Modernising IT to Maximise Value, Agility and Growth

“My role is evolving from less about making sure everybody knows what our budgets are, to more about being able to drive transformation to the marketplace. TBM allows us to shift the role, to have dialogue with our partners on business transformation and value—not just cost.”

FedEx Senior VP of IT Nik Puri shares his thoughts on digital transformation and its impact on customer service, business alignment and the benefits of Technology Business Management (TBM).

FedEx provides rapid, reliable, time-definite delivery to more than 220 countries and territories, connecting markets that comprise more than 99% of the world’s gross domestic product. It is also the largest cargo airline in the world with more than 650 aircraft, 100,000 vehicles, and 450,000 team members, all working to ship 12 million pounds of freight every day.

Amsterdam-based Nik Puri is Senior VP of IT, responsible for FedEx IT strategy, application development, infrastructure and security across the Middle East, Africa, Europe and APAC. When discussing the key drivers for the digital transformation he’s driving at FedEx, he says it’s “to ensure the agility to differentiated customer service across the ecosystem the company serves, and to reduce complexity – which is the enemy of speed from an IT point of view.”

Driving service excellence through digitalisation and innovation

“Our digital strategy is part of our overall European success strategy. We are building Europe’s premier logistics business, and we don’t just have to take care of our customers. We must also ensure that our customers have new ways of taking care of their customers. The power of digital transformation is to be able to provide a single data-driven interface to enable our customers to optimise their businesses. The value we’re delivering needs to be measured through the eyes of the customer”.

A few examples of the new services now available for FedEx customers include:

  • FedEx Cross Border: A more secure, localised virtual checkout experience tool to calculate the fully landed cost of shipping, alerting international customers to any unexpected fees.
  • Checkout by FedEx: This global e-commerce application accepts over 80 currencies, includes 15 payment options, and offers fraud protection. Shoppers can now securely complete their checkout on a merchant’s site in over 200 countries, using the local currency and one of nine languages.
  • FedEx Monitor: Provides shoppers and merchants with full chain of custody visibility for every order, anywhere in the world.

Increasing Agility with Data-Driven Decisioning and Collaboration

An early adopter of TBM, FedEx is in the advanced stages of rolling TBM out around the world and Nik considers TBM an essential part of the company’s governance and modernisation journey: “TBM adoption has successfully driven large infrastructure upgrades.  We need to be able to document the value a capability provides for us.

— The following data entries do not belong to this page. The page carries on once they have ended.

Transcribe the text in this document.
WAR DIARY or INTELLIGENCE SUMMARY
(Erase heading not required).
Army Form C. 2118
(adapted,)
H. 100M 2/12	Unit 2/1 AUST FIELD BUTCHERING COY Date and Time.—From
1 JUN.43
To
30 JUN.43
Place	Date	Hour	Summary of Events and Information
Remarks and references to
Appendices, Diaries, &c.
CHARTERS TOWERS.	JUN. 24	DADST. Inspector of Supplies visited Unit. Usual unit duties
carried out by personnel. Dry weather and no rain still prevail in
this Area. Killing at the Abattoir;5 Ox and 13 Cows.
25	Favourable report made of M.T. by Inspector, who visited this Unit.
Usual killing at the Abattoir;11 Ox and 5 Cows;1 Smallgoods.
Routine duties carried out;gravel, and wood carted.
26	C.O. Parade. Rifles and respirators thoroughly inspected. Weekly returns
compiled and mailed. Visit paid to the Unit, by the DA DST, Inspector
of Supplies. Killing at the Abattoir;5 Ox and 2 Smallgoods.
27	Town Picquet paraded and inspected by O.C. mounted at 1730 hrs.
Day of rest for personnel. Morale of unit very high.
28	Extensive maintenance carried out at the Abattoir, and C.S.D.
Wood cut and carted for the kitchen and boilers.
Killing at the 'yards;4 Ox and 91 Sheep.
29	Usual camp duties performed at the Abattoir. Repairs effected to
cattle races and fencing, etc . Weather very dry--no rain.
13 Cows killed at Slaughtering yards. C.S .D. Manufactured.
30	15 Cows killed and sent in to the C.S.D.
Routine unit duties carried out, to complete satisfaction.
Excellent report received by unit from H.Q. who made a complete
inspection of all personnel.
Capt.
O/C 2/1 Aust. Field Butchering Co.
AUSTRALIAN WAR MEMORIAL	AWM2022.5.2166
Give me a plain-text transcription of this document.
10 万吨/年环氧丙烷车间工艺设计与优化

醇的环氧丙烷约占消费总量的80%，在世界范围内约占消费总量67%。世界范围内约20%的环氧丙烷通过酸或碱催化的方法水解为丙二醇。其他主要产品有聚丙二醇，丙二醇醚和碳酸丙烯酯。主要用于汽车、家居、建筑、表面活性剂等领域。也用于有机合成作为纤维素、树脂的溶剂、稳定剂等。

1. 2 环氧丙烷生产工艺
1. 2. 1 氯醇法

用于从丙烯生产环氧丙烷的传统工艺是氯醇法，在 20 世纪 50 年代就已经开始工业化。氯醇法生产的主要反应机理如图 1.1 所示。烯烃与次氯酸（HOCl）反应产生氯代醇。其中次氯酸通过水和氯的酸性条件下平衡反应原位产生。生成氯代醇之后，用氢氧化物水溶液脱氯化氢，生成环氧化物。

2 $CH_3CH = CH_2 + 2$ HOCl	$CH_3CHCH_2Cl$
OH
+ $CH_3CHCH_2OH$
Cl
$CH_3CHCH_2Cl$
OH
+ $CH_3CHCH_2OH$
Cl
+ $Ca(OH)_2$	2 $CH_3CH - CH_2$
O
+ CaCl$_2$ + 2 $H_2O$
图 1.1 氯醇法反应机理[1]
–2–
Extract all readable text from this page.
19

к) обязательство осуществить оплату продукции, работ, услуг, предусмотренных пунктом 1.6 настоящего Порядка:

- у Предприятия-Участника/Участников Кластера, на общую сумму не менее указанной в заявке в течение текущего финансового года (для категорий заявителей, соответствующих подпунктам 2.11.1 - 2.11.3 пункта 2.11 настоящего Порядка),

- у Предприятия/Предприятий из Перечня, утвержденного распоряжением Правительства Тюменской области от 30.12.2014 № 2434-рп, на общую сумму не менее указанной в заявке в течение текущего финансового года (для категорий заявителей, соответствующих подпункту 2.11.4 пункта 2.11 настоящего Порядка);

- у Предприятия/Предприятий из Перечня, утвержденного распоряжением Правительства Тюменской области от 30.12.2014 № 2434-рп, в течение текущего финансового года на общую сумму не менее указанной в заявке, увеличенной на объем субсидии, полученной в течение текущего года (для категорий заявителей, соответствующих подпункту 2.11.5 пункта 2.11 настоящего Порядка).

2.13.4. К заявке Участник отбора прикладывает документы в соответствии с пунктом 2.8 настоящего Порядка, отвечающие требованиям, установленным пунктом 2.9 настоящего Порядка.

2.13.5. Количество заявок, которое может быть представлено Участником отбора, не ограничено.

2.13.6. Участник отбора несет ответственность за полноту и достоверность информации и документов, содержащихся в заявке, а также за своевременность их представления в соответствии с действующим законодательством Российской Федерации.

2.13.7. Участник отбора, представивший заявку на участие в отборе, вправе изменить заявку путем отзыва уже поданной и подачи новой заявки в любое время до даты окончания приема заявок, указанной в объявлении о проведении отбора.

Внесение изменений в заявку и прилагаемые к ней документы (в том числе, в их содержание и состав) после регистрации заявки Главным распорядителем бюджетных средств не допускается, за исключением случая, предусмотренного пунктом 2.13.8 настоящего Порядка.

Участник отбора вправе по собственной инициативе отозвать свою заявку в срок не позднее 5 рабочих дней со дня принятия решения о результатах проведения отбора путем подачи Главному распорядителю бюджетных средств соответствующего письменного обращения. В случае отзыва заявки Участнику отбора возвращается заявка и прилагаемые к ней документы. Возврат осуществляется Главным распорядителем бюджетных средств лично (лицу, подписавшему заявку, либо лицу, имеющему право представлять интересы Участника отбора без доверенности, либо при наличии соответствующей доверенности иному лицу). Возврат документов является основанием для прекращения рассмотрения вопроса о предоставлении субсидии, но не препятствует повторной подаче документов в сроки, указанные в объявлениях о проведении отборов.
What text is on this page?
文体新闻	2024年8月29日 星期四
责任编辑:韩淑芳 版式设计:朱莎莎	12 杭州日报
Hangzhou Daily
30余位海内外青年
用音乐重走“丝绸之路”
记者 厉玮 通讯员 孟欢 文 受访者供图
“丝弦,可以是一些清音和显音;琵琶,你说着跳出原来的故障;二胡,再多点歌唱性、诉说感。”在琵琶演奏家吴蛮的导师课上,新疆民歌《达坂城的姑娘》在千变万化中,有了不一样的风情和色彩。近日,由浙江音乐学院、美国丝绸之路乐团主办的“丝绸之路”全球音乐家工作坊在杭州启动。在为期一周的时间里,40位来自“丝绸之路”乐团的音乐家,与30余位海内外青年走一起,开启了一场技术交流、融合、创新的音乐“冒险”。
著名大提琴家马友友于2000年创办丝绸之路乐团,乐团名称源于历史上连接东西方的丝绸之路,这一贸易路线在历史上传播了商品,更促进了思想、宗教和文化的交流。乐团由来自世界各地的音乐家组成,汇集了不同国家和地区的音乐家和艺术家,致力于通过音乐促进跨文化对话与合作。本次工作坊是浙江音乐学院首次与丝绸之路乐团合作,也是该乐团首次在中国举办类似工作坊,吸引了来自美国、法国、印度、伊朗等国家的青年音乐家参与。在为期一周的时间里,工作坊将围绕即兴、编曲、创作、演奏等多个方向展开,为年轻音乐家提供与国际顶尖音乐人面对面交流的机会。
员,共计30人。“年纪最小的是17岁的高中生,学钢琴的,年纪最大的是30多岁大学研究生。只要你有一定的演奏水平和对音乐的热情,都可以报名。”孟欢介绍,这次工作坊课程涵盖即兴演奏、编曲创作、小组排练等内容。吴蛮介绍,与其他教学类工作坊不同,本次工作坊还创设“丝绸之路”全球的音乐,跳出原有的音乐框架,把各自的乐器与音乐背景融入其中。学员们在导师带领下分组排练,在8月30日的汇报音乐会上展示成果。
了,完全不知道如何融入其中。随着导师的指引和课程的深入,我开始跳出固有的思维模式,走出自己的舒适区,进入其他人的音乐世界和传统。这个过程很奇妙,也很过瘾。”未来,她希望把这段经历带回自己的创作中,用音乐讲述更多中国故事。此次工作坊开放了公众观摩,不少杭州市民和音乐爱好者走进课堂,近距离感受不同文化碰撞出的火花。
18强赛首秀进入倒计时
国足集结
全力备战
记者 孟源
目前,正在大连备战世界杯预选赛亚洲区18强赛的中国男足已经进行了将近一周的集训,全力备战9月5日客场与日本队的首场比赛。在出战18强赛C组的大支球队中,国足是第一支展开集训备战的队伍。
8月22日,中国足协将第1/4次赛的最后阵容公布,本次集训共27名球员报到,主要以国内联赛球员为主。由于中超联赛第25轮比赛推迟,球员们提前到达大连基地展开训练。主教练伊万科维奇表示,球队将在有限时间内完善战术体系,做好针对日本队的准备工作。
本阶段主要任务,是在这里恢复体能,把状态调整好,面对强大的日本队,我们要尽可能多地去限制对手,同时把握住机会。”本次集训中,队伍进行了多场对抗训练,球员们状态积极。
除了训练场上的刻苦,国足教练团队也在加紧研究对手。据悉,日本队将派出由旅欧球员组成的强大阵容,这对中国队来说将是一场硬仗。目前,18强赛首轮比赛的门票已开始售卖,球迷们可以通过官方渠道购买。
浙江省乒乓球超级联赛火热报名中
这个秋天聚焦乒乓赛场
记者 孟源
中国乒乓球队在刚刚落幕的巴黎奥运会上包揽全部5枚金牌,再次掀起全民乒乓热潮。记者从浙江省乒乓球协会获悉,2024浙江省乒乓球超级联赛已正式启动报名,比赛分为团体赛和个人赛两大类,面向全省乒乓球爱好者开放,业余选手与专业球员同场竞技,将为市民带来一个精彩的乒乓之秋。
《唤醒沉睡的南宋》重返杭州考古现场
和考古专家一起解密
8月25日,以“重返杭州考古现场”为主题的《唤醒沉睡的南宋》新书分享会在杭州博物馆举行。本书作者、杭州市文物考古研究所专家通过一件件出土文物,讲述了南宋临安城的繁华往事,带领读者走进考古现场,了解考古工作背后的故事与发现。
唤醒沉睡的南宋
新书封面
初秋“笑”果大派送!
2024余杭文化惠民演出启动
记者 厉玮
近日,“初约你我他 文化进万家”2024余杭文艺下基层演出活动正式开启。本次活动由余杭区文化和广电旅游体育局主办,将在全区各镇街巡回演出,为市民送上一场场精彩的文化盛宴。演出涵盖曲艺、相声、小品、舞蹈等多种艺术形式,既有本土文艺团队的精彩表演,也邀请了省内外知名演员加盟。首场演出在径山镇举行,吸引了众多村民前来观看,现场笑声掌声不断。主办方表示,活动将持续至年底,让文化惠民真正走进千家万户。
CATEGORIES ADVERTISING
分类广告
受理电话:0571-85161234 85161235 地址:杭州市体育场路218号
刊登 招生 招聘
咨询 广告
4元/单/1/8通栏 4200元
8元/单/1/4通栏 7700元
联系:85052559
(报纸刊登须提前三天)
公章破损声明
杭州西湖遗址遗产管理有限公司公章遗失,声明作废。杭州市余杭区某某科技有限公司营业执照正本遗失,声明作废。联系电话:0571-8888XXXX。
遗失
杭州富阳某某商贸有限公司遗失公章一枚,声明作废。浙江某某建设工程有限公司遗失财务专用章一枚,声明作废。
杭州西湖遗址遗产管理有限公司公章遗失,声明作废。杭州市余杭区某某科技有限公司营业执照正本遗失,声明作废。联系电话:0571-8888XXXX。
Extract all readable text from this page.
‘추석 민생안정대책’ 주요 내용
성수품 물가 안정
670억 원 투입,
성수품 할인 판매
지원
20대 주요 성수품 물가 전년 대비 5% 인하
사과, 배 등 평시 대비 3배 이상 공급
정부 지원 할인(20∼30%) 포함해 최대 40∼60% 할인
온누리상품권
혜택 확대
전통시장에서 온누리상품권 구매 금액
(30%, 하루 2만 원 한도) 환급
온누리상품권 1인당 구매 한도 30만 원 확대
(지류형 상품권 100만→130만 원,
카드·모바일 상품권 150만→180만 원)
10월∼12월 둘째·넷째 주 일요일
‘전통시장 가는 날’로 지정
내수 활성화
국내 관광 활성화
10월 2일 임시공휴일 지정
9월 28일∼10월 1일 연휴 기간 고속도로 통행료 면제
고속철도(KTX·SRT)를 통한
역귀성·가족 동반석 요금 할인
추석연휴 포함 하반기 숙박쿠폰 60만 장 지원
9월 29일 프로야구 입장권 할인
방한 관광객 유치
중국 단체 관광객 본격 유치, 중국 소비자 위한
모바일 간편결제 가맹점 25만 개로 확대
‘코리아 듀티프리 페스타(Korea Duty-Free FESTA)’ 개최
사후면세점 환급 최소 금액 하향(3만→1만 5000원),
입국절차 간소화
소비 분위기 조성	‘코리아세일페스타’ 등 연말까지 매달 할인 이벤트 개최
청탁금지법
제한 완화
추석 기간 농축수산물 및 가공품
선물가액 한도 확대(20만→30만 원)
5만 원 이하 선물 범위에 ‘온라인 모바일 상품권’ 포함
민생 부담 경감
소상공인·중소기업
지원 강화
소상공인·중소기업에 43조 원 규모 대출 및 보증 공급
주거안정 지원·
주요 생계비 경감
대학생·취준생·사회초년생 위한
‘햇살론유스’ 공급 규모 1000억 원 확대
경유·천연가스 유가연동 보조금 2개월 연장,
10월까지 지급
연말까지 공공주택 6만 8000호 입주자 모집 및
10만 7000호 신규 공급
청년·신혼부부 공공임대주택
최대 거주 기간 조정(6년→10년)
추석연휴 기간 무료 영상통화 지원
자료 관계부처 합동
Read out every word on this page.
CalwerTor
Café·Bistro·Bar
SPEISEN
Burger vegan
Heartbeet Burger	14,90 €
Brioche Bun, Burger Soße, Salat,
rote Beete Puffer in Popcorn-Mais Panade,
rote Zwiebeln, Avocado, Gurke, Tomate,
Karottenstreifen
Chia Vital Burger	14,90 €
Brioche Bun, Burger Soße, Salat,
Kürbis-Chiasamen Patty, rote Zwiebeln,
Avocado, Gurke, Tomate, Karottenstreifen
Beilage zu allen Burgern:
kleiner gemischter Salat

Our CFO needs to know how much we are spending on running the business today. Should we be hosting in the cloud? Should it be in a co-lo or our data centre? These economic questions are easier to answer when you have data at your fingertips, that you can model, that you can process, that enables us to ask where this will lead and to visualise our change levers. By having a very intelligent data-driven discussion, we can make much more relevant and quicker decisions. TBM is at the heart of it.”

Discussions such as these have led to the internal usage of tools such as robotics process automation (RPA) to help FedEx customer service representatives respond to customers faster, artificial intelligence and machine learning to expedite customs clearance for international packages, and a host of infrastructure and operations improvements, all ensuring a better experience for internal and external customer interaction.

Delivering global governance and insights with TBM

According to Nik, TBM data has become the basis for all IT staff meetings at FedEx. “Instead of having Excel-based, ‘here’s your budget, here’s your plan, here is your variance,’ conversation, we now look at our TBM data. We look at what the system is telling us.  All our budgets are loaded into it, all our plans are loaded into it, all our actuals are there at almost near real-time after the books close, and we can have a global discussion about how IT is doing around the world.”

Having access to this data has bolstered confidence in IT and helped up-level the conversations Nik and his team have with key stakeholders: “My role is evolving from less about making sure everybody knows what our budgets are, to more about being able to drive transformation to the marketplace. TBM allows us to shift the role, to have dialogue with our partners on business transformation and value—not just cost.”

FedEx corporate culture values three important things: learning, caring and results and Nik says that TBM has been fundamental in providing the global transparency to track the status of every project, discuss the change levers, and to move ahead with confidence and at speed. “If I were to summarise the value of TBM in one phrase”, says Nik, “I’d say do it for business agility”.